The country has fallen silent to remember its war dead at services across the country as the Queen led the nation in honouring the fallen.
At the Cenotaph memorial in London, the monarch laid the first wreath to commemorate members of the Armed Forces who died fighting in all conflicts since the First World War.
In brilliant autumn sunshine, senior members of the monarchy joined Prime Minister David Cameron, military chiefs, servicemen and women and thousands of watching spectators in paying their respects.
When the first stroke of eleven sounded from nearby Big Ben, Whitehall observed a two-minute silence only punctuated by the hum of distant London traffic and birds.
The Queen laid the first wreath, followed by the Duke of Edinburgh.
Then the Duke of Cambridge, wearing his RAF uniform, laid a wreath, under the gaze of the Duchess of Cambridge, who watched from a balcony at the Foreign Office alongside the Countess of Wessex and the Princess Royal's husband Vice Admiral Sir Timothy Lawrence.
William was followed by the Duke of York, the Earl of Wessex, the Princess Royal, Prince Michael of Kent and Field Marshal Lord Guthrie of Craigiebank.
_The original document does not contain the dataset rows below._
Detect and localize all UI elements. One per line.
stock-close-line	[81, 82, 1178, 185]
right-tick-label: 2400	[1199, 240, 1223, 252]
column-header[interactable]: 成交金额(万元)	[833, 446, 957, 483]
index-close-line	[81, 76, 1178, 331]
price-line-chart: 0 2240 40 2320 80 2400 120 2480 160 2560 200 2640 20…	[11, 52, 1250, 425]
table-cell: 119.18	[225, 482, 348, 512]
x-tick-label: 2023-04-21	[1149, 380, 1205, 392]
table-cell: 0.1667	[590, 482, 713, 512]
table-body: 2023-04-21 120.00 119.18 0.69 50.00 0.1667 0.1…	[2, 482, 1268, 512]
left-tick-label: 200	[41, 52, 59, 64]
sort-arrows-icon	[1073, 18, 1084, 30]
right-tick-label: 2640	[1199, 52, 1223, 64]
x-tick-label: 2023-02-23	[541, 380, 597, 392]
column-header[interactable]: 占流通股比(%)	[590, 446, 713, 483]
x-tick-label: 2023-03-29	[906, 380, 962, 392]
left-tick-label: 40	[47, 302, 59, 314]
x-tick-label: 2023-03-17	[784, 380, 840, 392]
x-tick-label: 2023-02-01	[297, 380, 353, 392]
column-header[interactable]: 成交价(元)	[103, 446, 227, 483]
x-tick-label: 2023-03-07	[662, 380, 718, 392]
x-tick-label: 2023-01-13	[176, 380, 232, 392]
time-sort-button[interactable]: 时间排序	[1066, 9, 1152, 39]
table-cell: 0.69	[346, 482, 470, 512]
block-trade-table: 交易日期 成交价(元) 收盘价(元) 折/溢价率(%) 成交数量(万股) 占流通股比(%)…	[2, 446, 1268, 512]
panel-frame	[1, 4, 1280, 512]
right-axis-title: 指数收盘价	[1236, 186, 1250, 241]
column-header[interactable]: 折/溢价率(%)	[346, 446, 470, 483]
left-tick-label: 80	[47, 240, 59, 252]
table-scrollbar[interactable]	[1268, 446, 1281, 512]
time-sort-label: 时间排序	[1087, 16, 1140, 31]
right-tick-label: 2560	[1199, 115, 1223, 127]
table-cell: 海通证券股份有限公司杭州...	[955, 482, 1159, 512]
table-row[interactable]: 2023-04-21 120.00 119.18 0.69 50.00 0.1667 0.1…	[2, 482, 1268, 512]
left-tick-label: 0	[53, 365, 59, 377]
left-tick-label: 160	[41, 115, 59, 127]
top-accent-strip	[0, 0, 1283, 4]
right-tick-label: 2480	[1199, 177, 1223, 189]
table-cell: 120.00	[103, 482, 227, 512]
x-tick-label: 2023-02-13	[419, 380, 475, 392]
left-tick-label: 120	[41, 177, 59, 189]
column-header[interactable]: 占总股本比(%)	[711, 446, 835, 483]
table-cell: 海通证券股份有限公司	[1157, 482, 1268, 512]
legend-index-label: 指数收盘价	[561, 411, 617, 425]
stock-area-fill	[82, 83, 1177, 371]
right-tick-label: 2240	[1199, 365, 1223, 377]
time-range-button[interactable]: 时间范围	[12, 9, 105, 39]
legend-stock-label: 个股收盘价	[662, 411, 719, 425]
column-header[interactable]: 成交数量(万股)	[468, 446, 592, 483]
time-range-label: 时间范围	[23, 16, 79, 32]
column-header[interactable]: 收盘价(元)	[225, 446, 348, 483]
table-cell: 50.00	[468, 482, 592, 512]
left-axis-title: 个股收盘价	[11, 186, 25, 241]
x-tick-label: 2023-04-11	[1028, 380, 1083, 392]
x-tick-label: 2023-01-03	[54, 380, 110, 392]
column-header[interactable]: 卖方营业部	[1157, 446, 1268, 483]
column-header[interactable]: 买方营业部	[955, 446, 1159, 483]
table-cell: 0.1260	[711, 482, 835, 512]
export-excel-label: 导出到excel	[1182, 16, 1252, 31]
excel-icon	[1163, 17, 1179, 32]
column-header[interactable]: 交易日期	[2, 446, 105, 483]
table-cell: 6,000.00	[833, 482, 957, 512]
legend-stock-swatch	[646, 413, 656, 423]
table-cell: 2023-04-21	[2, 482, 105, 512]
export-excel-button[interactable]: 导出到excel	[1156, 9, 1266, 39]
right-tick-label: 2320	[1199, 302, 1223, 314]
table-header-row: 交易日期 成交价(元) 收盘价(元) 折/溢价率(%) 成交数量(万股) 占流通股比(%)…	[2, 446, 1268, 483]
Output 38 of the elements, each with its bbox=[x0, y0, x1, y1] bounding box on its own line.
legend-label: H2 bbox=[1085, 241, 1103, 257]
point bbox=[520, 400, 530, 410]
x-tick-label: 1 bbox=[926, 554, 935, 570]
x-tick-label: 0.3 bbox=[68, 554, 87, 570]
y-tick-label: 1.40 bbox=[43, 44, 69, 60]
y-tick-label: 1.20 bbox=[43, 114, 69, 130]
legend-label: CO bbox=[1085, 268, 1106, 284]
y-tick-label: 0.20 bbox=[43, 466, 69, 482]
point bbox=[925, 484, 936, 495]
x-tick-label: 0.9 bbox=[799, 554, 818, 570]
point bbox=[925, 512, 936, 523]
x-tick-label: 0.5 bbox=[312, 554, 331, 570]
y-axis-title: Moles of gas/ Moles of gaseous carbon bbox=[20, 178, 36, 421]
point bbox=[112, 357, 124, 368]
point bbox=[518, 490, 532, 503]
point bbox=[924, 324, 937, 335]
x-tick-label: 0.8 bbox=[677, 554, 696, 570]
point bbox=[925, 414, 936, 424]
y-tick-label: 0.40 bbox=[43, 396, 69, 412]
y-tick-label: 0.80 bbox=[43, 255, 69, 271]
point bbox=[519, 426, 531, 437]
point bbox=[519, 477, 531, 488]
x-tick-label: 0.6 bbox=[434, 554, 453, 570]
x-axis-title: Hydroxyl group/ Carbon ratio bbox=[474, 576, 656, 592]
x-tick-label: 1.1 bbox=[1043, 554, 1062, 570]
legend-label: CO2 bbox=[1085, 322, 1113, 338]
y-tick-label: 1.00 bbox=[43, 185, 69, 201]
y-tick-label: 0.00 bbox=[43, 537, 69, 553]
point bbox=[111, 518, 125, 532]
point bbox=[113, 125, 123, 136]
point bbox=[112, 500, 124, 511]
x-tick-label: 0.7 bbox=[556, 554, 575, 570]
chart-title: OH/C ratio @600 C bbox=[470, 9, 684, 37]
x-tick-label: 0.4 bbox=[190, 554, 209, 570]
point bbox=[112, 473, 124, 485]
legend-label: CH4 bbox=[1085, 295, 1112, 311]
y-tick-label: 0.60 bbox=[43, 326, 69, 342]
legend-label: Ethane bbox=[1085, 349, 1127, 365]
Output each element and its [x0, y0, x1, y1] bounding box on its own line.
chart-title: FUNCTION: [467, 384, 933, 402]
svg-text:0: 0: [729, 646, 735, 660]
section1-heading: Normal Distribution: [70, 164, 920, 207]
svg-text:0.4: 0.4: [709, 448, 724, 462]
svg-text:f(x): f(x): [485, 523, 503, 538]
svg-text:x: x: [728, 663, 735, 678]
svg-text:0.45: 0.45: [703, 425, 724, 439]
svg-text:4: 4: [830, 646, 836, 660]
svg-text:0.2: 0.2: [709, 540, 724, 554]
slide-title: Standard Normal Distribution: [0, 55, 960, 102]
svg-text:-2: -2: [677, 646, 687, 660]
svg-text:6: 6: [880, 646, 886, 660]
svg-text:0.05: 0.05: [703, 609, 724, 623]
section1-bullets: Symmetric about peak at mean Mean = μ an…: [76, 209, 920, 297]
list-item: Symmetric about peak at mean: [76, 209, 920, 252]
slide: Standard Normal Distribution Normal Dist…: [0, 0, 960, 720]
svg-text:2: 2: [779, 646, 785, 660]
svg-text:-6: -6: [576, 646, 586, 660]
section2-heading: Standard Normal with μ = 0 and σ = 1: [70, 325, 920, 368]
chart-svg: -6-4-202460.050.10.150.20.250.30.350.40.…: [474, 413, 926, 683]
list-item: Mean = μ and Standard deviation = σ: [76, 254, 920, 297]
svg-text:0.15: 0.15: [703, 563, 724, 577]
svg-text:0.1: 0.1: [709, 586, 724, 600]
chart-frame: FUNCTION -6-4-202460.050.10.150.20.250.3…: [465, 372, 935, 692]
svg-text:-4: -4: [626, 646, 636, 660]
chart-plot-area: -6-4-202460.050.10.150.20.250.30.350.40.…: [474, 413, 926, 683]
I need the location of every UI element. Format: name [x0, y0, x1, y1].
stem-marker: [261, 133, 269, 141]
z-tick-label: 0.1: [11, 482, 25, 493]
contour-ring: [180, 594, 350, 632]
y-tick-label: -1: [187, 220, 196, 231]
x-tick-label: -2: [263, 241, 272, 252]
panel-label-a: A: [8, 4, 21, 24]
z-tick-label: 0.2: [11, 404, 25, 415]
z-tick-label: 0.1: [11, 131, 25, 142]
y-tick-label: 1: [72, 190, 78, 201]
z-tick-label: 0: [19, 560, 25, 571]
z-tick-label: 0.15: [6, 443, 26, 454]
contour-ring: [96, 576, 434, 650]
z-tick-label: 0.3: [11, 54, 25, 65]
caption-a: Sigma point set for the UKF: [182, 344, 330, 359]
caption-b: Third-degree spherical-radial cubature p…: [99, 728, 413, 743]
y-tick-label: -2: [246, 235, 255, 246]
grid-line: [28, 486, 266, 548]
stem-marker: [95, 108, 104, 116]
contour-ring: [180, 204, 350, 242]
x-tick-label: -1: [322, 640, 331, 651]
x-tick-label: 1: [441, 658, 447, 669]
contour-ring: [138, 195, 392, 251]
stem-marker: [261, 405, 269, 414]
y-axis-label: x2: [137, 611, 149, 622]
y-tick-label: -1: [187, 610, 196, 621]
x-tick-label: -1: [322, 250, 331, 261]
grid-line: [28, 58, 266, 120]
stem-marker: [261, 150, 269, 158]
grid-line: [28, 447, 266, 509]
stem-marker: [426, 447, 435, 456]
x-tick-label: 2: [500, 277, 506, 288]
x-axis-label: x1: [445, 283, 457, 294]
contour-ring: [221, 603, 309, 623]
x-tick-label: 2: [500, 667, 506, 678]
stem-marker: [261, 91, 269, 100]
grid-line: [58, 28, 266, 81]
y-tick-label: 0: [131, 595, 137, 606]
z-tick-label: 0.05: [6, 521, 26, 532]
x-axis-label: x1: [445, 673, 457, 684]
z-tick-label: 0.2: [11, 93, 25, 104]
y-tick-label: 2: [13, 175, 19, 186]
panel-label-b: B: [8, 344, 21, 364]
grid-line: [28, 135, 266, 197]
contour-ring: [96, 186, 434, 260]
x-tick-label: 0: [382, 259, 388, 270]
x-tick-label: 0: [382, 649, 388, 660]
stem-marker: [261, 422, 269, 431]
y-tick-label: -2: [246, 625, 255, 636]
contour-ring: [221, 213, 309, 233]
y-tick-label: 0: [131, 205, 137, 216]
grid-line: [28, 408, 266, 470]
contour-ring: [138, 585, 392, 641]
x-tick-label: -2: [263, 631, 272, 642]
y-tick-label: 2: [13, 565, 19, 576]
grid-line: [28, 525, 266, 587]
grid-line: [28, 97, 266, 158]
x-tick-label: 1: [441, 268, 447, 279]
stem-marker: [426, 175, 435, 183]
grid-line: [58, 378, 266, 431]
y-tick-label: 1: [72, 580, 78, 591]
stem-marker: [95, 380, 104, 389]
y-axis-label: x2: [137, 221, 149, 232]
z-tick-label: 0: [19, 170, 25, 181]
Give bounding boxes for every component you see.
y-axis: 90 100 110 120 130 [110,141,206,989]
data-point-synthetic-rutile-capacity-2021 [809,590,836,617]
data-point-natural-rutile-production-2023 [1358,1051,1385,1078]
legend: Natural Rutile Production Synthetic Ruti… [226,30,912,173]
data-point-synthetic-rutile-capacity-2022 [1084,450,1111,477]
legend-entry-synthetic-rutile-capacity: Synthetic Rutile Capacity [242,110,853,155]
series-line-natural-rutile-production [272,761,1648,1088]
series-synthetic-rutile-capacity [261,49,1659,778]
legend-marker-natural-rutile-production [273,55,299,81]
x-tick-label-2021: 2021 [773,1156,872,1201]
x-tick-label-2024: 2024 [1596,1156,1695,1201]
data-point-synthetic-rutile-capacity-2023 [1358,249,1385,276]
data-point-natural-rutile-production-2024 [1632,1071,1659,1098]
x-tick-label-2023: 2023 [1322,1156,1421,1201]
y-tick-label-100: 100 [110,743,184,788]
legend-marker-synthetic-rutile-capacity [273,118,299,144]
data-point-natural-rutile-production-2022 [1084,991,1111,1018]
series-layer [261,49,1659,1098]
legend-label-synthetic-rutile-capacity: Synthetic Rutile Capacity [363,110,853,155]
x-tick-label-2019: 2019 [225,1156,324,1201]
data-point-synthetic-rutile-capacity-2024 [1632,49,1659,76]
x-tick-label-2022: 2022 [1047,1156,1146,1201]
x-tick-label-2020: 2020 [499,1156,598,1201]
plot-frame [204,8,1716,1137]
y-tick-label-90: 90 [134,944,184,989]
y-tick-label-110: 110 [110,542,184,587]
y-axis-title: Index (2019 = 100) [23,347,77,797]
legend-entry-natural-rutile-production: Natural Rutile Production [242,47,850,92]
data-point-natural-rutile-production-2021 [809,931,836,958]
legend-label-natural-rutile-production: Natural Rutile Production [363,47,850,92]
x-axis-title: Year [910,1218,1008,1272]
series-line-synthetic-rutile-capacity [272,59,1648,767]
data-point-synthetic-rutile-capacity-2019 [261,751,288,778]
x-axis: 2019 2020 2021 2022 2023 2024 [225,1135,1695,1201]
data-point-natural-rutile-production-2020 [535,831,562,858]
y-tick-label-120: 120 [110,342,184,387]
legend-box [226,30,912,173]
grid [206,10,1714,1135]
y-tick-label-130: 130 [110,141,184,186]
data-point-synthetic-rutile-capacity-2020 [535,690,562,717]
Wreaths were also laid by Mr Cameron, Liberal Democrat leader Nick Clegg, opposition leader Ed Miliband and Westminster Plaid Cymru group leader Elfyn Llwyd, as well as high commissioners from Commonwealth countries and leaders of the Armed Forces.
The Prince of Wales and Duchess of Cornwall earlier attended a ceremony in Auckland as part of their Jubilee tour of New Zealand. Under grey skies the royals sat with New Zealand's prime minister John Key, veterans from across the decades, and members of the public around the Auckland Cenotaph.
The Duke of Kent was also overseas, representing the Queen at a service in the Falkland Islands.